Parses the repository, which is located at the repository_path and save the parsed commits in the datastore, by calling the pyvcsshark.datastores.basestore.BaseStore.add_commit() method of the chosen datastore. It mostly uses pygit2 (see: http://www.pygit2.org/).

The parsing process is divided into several steps:

A list of all branches and tags are created

All branches and tags are parsed. So we create dictionary of all commits with their corresponding tags and branches and add all revision hashes to the commitqueue

Add the poison pills for terminating of the parsing process to the commit_queue

Create processes of class pyvcsshark.parser.gitparser.CommitParserProcess, which parse all commits.

Parameters

repository_path – Path to the repository
datastore – Datastore used to save the data to

property repository_type: Must return the type for the given repository. E.g. git

class pyvcsshark.parser.gitparser.CommitParserProcess(queue, commits_to_be_processed, repository, datastore, lock)[source]

A process, which inherits from multiprocessing.Process, that will parse the branches it gets from the queue and call the pyvcsshark.datastores.basestore.BaseStore.addCommit() function to add the commits

Property logger

logger acquired by calling logging.getLogger(“parser”)

Parameters

queue – queue, where the different commithashes are stored in
commits_to_be_processed – dictionary, which contains information about the branches and tags of each commit
repository – repository object of type pygit2.Repository
datastore – object, that is a subclass of pyvcsshark.datastores.basestore.BaseStore
lock – lock that is used, so that only one process at a time is calling the pyvcsshark.datastores.basestore.BaseStore.addCommit() function

create_hunks(hunks, initial_commit=False)[source]

Creates the diff in the unified format (see: https://en.wikipedia.org/wiki/Diff#Unified_format)

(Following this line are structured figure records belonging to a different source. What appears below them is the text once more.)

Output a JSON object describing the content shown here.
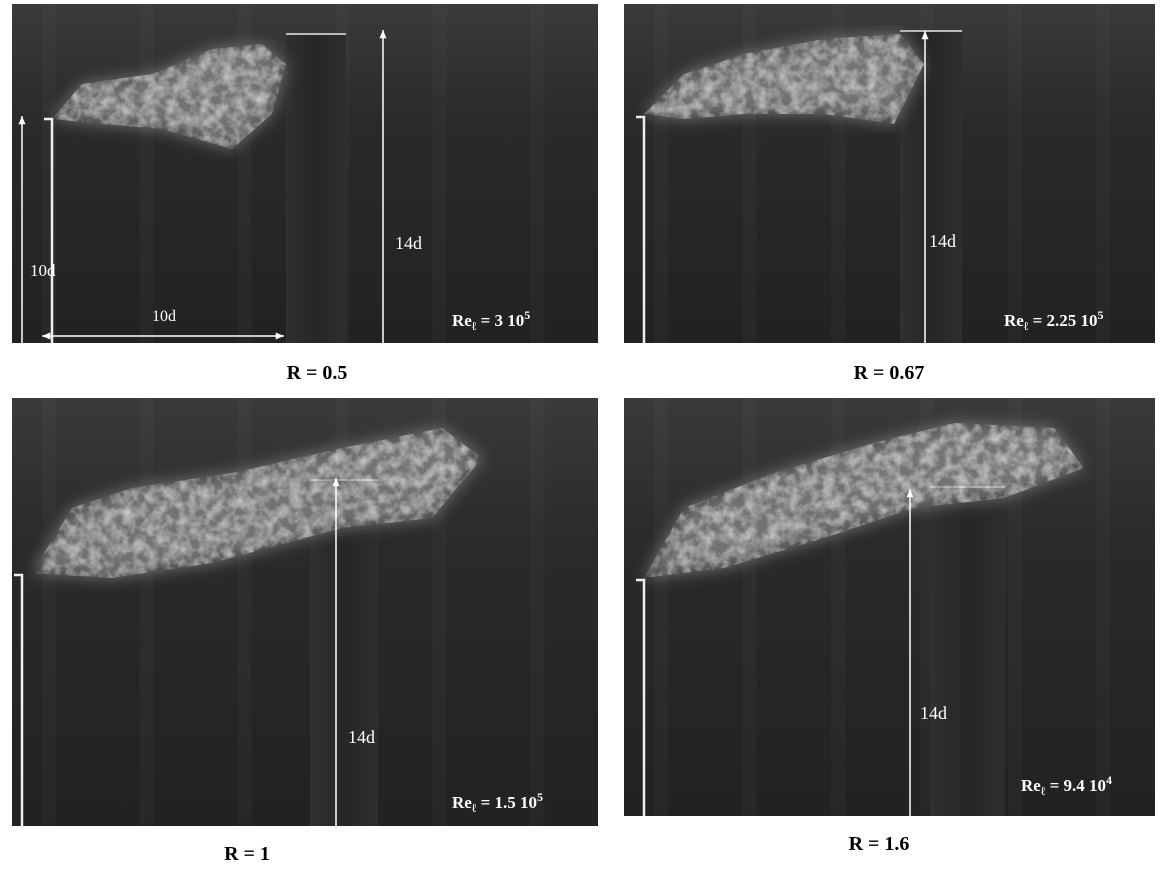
{
  "panels": [
    {
      "caption": "R = 0.5",
      "re": {
        "base": "Re",
        "sub": "ℓ",
        "value": " = 3 10",
        "exp": "5"
      },
      "labels": [
        "10d",
        "10d",
        "14d"
      ]
    },
    {
      "caption": "R = 0.67",
      "re": {
        "base": "Re",
        "sub": "ℓ",
        "value": " = 2.25 10",
        "exp": "5"
      },
      "labels": [
        "14d"
      ]
    },
    {
      "caption": "R = 1",
      "re": {
        "base": "Re",
        "sub": "ℓ",
        "value": " = 1.5 10",
        "exp": "5"
      },
      "labels": [
        "14d"
      ]
    },
    {
      "caption": "R = 1.6",
      "re": {
        "base": "Re",
        "sub": "ℓ",
        "value": " = 9.4 10",
        "exp": "4"
      },
      "labels": [
        "14d"
      ]
    }
  ]
}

If we have the initial commit, we need to turn around the hunk.* attributes.

Parameters

hunks – list of objects of class pygit2.DiffHunk
initial_commit – indicates if we have an initial commit

get_changed_files_for_initial_commit(commit)[source]

Special function for the initial commit, as we need to diff against the empty tree. Creates the changed files list, where objects of class pyvcsshark.parser.models.FileModel are added. For every changed file in the initial commit.

Parameters: commit – commit of type pygit2.Commit

get_changed_files_with_similiarity(parent, commit)[source]

Creates a list of changed files of the class pyvcsshark.parser.models.FileModel. For every changed file in the commit such an object is created. Furthermore, hunks are saved an each file is tested for similarity to detect copy and move operations

Parameters

parent – Object of class pygit2.Commit, that represents the parent commit
commit – Object of class pygit2.Commit, that represents the child commit

parse_commit(commit)[source]

Function for parsing a commit.

changedFiles are created (type: list of pyvcsshark.parser.models.FileModel)
author and commiter are created (type: pyvcsshark.parser.models.PeopleModel)
parents are added (list of strings)
commit model is created (type: pyvcsshark.parser.models.CommitModel)
pyvcsshark.datastores.basestore.BaseStore.addCommit() is called

Parameters: commit – commit object of type pygit2.Commit

Note

The call to pyvcsshark.datastores.basestore.BaseStore.addCommit() is thread/process safe, as a lock is used to regulate the calls

run()[source]: The process gets a commit out of the queue and processes it. We use the poisonous pill technique here. Means, our queue has #Processes times “None” in it in the end. If a process encounters that None, he will stop and terminate.